Wat betreft het decarbonisatiepakket, de methaanverordening en de EPBD moeten de trilogen nog van start gaan.5
Ook ga ik in deze brief in op mijn toezegging om terug te komen op koolstofarme waterstof in de Europese regelgeving.
Milieuraad
ETS luchtvaart herziening
December jl. is een voorlopig akkoord bereikt in de trilogen over de herziening van het EU emissiehandelssysteem voor de luchtvaart. U bent hierover kort geïnformeerd in de brief van december 20226. Het kabinet is nog in afwachting van de definitieve wetsteksten. De formele goedkeuring van dit voorlopige akkoord door de lidstaten en het Europees Parlement zal naar verwachting in het eerste kwartaal van 2023 plaatsvinden.
Hieronder volgt een korte appreciatie, voor zover bekend, van het voorlopige akkoord.

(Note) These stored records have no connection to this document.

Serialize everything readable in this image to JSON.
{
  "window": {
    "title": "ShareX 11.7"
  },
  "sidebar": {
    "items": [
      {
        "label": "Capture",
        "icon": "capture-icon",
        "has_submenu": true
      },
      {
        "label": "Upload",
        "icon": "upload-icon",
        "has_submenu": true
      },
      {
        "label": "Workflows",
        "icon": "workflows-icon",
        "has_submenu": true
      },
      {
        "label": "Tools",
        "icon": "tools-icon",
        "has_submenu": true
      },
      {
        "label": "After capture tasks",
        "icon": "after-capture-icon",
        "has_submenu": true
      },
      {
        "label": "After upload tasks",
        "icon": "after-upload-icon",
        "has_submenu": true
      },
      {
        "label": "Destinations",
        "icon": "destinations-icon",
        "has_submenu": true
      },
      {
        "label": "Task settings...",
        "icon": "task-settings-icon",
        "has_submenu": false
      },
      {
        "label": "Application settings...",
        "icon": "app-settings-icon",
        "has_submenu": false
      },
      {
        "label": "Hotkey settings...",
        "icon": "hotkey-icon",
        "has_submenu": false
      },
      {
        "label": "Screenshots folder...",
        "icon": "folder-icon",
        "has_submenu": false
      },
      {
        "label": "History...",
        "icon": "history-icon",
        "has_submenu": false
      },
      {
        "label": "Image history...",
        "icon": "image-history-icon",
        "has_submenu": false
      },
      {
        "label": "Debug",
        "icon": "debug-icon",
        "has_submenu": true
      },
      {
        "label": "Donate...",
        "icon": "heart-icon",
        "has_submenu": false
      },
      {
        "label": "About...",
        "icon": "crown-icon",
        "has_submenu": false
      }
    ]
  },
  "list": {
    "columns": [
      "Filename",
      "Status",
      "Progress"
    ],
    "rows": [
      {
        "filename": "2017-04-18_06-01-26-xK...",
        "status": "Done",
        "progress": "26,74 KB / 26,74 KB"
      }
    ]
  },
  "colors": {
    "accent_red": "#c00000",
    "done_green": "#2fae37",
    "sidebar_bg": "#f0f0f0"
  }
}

Het voorlopige akkoord op het ETS voor de luchtvaart is op hoofdlijnen dichtbij essentiële elementen van de Algemene Oriëntatie (AO) gebleven, zoals bereikt op de Milieuraad van 28 juni (Kamerstuk 21 501-08, nr. 874). Daarbij gaat het o.a. om de toepassing van het ETS op vluchten binnen de EER7 en CORSIA op vluchten van en naar bestemmingen buiten de EER. De manier waarop dit in de richtlijn vastgelegd wordt is gewijzigd t.o.v. de AO. In het voorlopige akkoord wordt namelijk de tijdelijke derogatie («stop the clock») verlengd tot 2027. Deze derogatie is een inperking op het toepassingsgebied van het ETS op vluchten binnen de EER. Voor de stimulering van het gebruik van duurzame luchtvaartbrandstoffen worden jaarlijks 20 miljoen gratis rechten vrijgemaakt. De manier waarop deze rechten verdeeld worden en voor welk type duurzame brandstoffen deze gelden zal duidelijker worden uit de definitieve wetsteksten.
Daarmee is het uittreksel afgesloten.